Ipek Saadet Edipoglu, Behiye Dogruel, Sevda Dizi, Melis Tosun, Nahit Çakar

Department of Anaesthesiology and Reanimation, Acibadem University School of Medicine, Istanbul, Turkey

Background and Aims: In this study, we aimed to evaluate whether the age or the APACHE-II score was a better predictor of mortality in each group. The secondary objective was to investigate the factors affecting the mortality in each individual age group.
Methods: We designed this retrospective study between 2016-2017. Age groups were classified into 3 classes: Patients < 60 years were Group 1, patients between 60-70 years were Group 2, and patients > 70 years were Group 3. We recorded patients’ age, ICU indication, demographic data, APACHE-II, ASA, length of hospital stays and mortality.

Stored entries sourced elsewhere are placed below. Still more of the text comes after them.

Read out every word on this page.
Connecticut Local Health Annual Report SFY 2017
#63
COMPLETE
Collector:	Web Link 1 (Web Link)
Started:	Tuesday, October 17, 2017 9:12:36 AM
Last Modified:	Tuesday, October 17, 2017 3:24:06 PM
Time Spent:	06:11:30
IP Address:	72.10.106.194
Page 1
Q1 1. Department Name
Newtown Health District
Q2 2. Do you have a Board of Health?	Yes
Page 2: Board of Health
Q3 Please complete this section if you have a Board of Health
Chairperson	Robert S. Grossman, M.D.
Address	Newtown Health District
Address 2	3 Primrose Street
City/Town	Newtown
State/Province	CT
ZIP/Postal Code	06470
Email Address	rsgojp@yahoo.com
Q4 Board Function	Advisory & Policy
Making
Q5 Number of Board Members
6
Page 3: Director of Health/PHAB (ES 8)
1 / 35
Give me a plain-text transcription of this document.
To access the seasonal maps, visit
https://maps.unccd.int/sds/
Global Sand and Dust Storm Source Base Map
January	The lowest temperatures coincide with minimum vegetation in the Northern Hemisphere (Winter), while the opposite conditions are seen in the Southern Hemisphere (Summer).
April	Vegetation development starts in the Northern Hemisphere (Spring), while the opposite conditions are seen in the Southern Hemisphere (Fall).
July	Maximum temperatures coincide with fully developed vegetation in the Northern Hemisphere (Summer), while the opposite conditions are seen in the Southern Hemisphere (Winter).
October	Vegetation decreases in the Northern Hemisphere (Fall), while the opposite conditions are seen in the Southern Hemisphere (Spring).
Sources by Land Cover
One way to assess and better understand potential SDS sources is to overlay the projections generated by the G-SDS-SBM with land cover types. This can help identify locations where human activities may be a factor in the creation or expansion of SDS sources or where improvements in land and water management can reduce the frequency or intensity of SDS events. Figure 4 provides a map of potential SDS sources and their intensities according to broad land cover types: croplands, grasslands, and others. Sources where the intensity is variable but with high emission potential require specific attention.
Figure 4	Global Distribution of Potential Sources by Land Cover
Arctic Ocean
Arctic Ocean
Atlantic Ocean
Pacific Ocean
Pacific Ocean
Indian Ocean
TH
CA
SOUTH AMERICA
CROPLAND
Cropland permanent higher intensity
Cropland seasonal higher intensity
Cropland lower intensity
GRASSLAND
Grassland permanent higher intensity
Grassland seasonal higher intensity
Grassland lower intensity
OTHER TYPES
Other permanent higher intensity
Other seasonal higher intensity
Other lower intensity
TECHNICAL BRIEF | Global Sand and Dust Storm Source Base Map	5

Results: We analysed 150 patients and reported mortality for 58 patients (38.7%). We did not detect any association between age and mortality for all groups. ASA, length of ICU stays and predicted mortality rate, were significantly higher for exitus patients (p < 0.001). The ROC curve for the APACHE-II score, with a cut-off point of 23, demonstrated 74.14% sensitivity, 60.87% specificity, an area under the curve (AUC) of 67.3%, with 4.5% standard deviation (SD). The ODDS ratio for APACHE-II scores was 4.459 (95% CI: 2.167-9.176). For the adjusted mortality rate, ROC analysis identified a cut-off of 60.8 with 70.69% sensitivity, 52.17% specificity, AUC of 61.2% and 4.6% SD. The ODDS ratio for the adjusted mortality rate was 2.631 (95% CI: 1.309-5.287).
Conclusion: We could not demonstrate any correlation between age and mortality. We consider APACHE-II as a valuable scoring system to predict mortality. We do not consider age as a predictor of mortality. Therefore, we do not suggest its use as a sole prognostic marker in ICU patients.